If you have files that you deem *very* important, then a single backup is not sufficient. Plan on making both a local and an off-site copy.

November 4, 2007 9:35 PM

I backup my main computer into 2 separate computers. My main computer has 4 disk, as well as the other 2 computers. All are backed up using rsync. USB/Firewire external drives are OK, as long as they are manageable and you know which hard drive is which. However, if too many hard drives to manage, better get an inexpensive PC and put all the hard drives in it.

December 25, 2007 10:57 AM

Good point... Linux is better at recovering disks.. worked wonders for me...
found this newbie website with intstructions...
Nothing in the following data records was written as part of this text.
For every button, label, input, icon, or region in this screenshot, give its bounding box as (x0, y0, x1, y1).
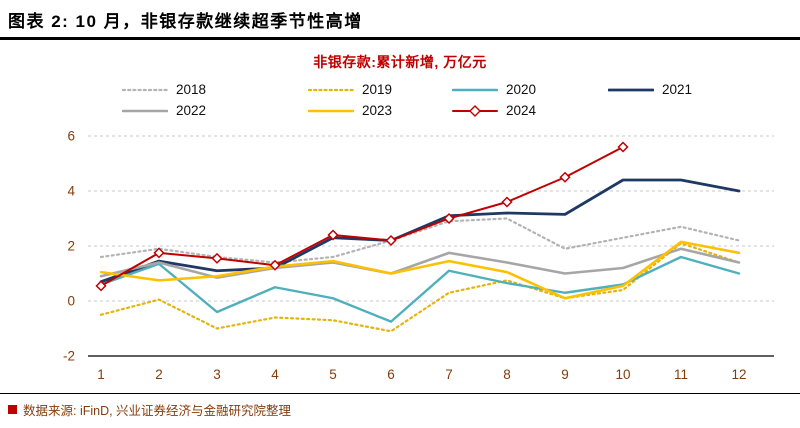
legend-item-2018: 2018 (122, 82, 308, 97)
x-tick-label: 11 (674, 367, 688, 382)
legend-item-2022: 2022 (122, 103, 308, 118)
diamond-marker-2024 (501, 196, 513, 208)
legend-swatch-2021 (608, 88, 654, 91)
diamond-marker-2024 (385, 234, 397, 247)
legend: 2018 2019 2020 2021 2022 2023 2024 (122, 82, 782, 118)
x-tick-label: 12 (731, 367, 746, 382)
series-line-2019 (99, 242, 741, 333)
series-line-2022 (99, 247, 741, 279)
y-tick-label: 6 (67, 129, 75, 144)
legend-label-2024: 2024 (506, 103, 537, 118)
x-tick-label: 4 (271, 367, 279, 382)
diamond-marker-2024 (617, 141, 629, 153)
legend-item-2019: 2019 (308, 82, 452, 97)
x-tick-label: 5 (329, 367, 337, 382)
diamond-marker-2024 (153, 247, 165, 259)
y-tick-label: -2 (63, 349, 75, 364)
y-tick-label: 0 (67, 294, 75, 309)
diamond-marker-2024 (443, 212, 455, 225)
diamond-marker-2024 (211, 252, 223, 264)
legend-swatch-2023 (308, 109, 354, 112)
y-tick-label: 2 (67, 239, 75, 254)
legend-swatch-2020 (452, 88, 498, 91)
series-line-2024 (100, 146, 624, 287)
series-line-2023 (99, 240, 741, 300)
x-tick-label: 7 (445, 367, 453, 382)
legend-item-2024: 2024 (452, 103, 608, 118)
x-tick-label: 1 (97, 367, 105, 382)
y-tick-label: 4 (67, 184, 75, 199)
diamond-marker-2024 (559, 171, 571, 183)
diamond-marker-2024 (95, 280, 107, 292)
x-tick-label: 2 (155, 367, 163, 382)
x-tick-label: 3 (213, 367, 221, 382)
x-tick-label: 8 (503, 367, 511, 382)
legend-swatch-2024 (452, 104, 498, 117)
legend-label-2018: 2018 (176, 82, 207, 97)
legend-swatch-2022 (122, 109, 168, 112)
legend-label-2023: 2023 (362, 103, 393, 118)
legend-label-2022: 2022 (176, 103, 207, 118)
x-tick-label: 10 (615, 367, 630, 382)
figure-header: 图表 2: 10 月，非银存款继续超季节性高增 (0, 0, 800, 40)
x-tick-label: 6 (387, 367, 395, 382)
legend-item-2023: 2023 (308, 103, 452, 118)
legend-item-2020: 2020 (452, 82, 608, 97)
x-tick-label: 9 (561, 367, 569, 382)
series-line-2021 (99, 178, 741, 284)
diamond-marker-2024 (327, 229, 339, 241)
source-text: 数据来源: iFinD, 兴业证券经济与金融研究院整理 (23, 404, 292, 418)
chart-title: 非银存款:累计新增, 万亿元 (313, 54, 487, 70)
diamond-marker-2024 (269, 259, 281, 271)
figure-title: 图表 2: 10 月，非银存款继续超季节性高增 (8, 12, 363, 31)
plot-area: -2 0 2 4 6 1 2 3 4 5 6 7 8 9 10 11 12 (0, 126, 800, 393)
legend-label-2020: 2020 (506, 82, 537, 97)
red-square-bullet (8, 405, 17, 414)
series-line-2018 (99, 217, 741, 264)
legend-label-2021: 2021 (662, 82, 693, 97)
legend-item-2021: 2021 (608, 82, 758, 97)
source-note: 数据来源: iFinD, 兴业证券经济与金融研究院整理 (0, 393, 800, 428)
legend-swatch-2018 (122, 88, 168, 91)
legend-swatch-2019 (308, 88, 354, 91)
legend-label-2019: 2019 (362, 82, 393, 97)
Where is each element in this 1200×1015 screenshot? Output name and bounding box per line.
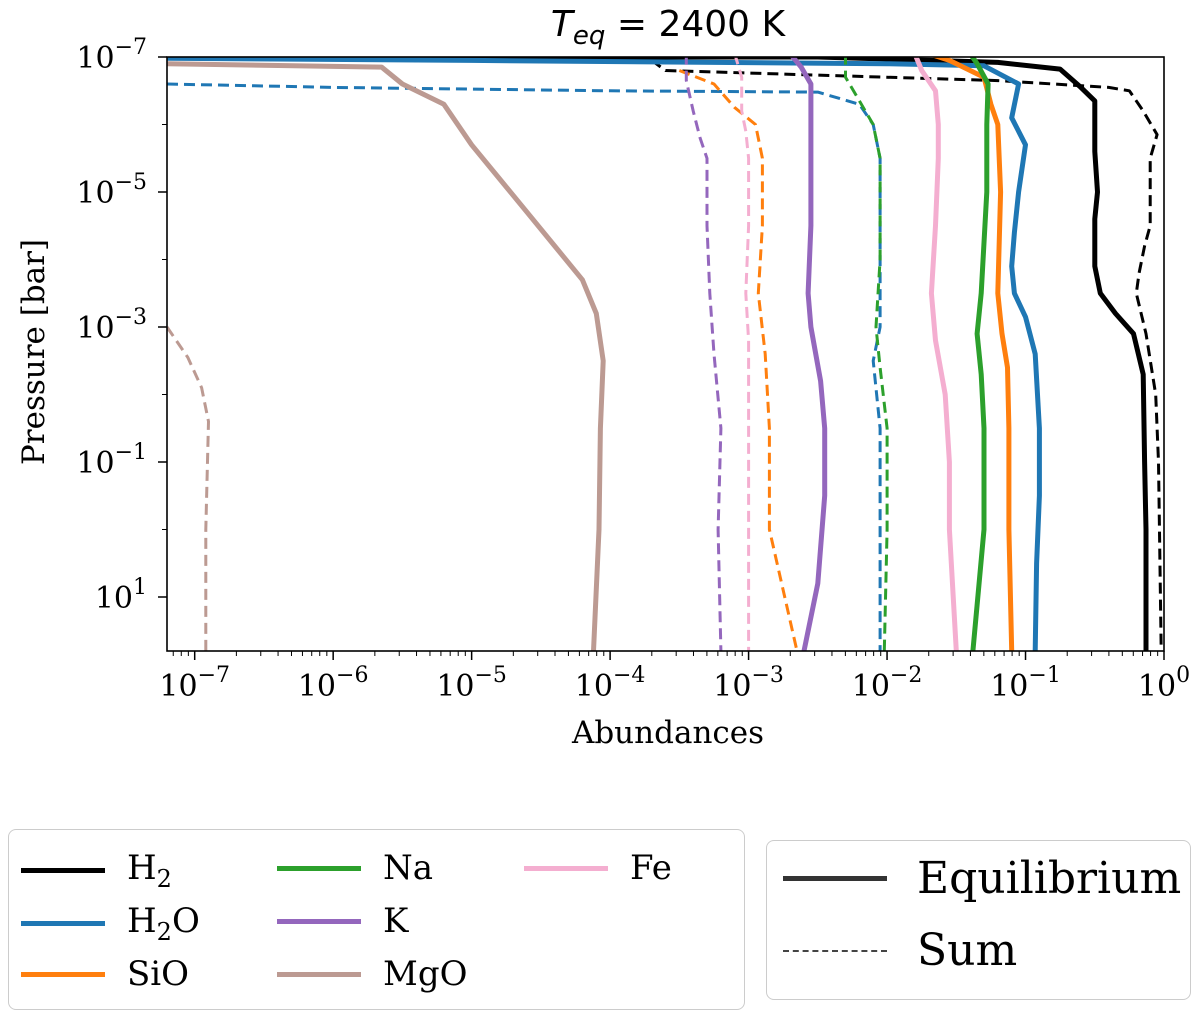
legend-swatch bbox=[21, 971, 105, 977]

December 25, 2007 10:58 AM

Good point... Linux is better at recovering disks.. worked wonders for me...
found this newbie website with intstructions...

July 24, 2008 10:00 AM

Ghost 12 does NOT work with Vista Ultimate when you try to recover. It appears to backup just fine but wait until you have a full system crash and have to install a new hard drive. It just doesn't restore with Vista Ultimate. I too have many back-ups at home, one I had used the Vista Back-up utility and did a full system back-up. After trying Ghost many times, I decided to try to recover from the many CD's I had from the Vista back-up. And it worked perfectly just time consuming because of all the CD's. My entire system was right back to where it was when I did the back-up, no issues at all. But I wish ghost worked with Vista better, it's works perfectly with my older XP machines.

June 15, 2009 3:33 PM

I have a desktop HP with Vista. Recently it would not boot ..called HP support, they were useless. Could not fix it.

Anyway here is my current situation, I backed up my personal files on 5 4.7GB dvd+r. followed the on screen instructions to create them, took me about 6 hours. Went through the recovery process, computer boots everything works.

Now iam trying to run the Backups I created, After I insert disc 1, it auto runs and states what files do you want to recover .. I click "next". it states please insert Disc # 5. And thats it. No matter what disc I put in, it pushes the disc out. Iam stock!


No way to know without knowing what backup program you've been using.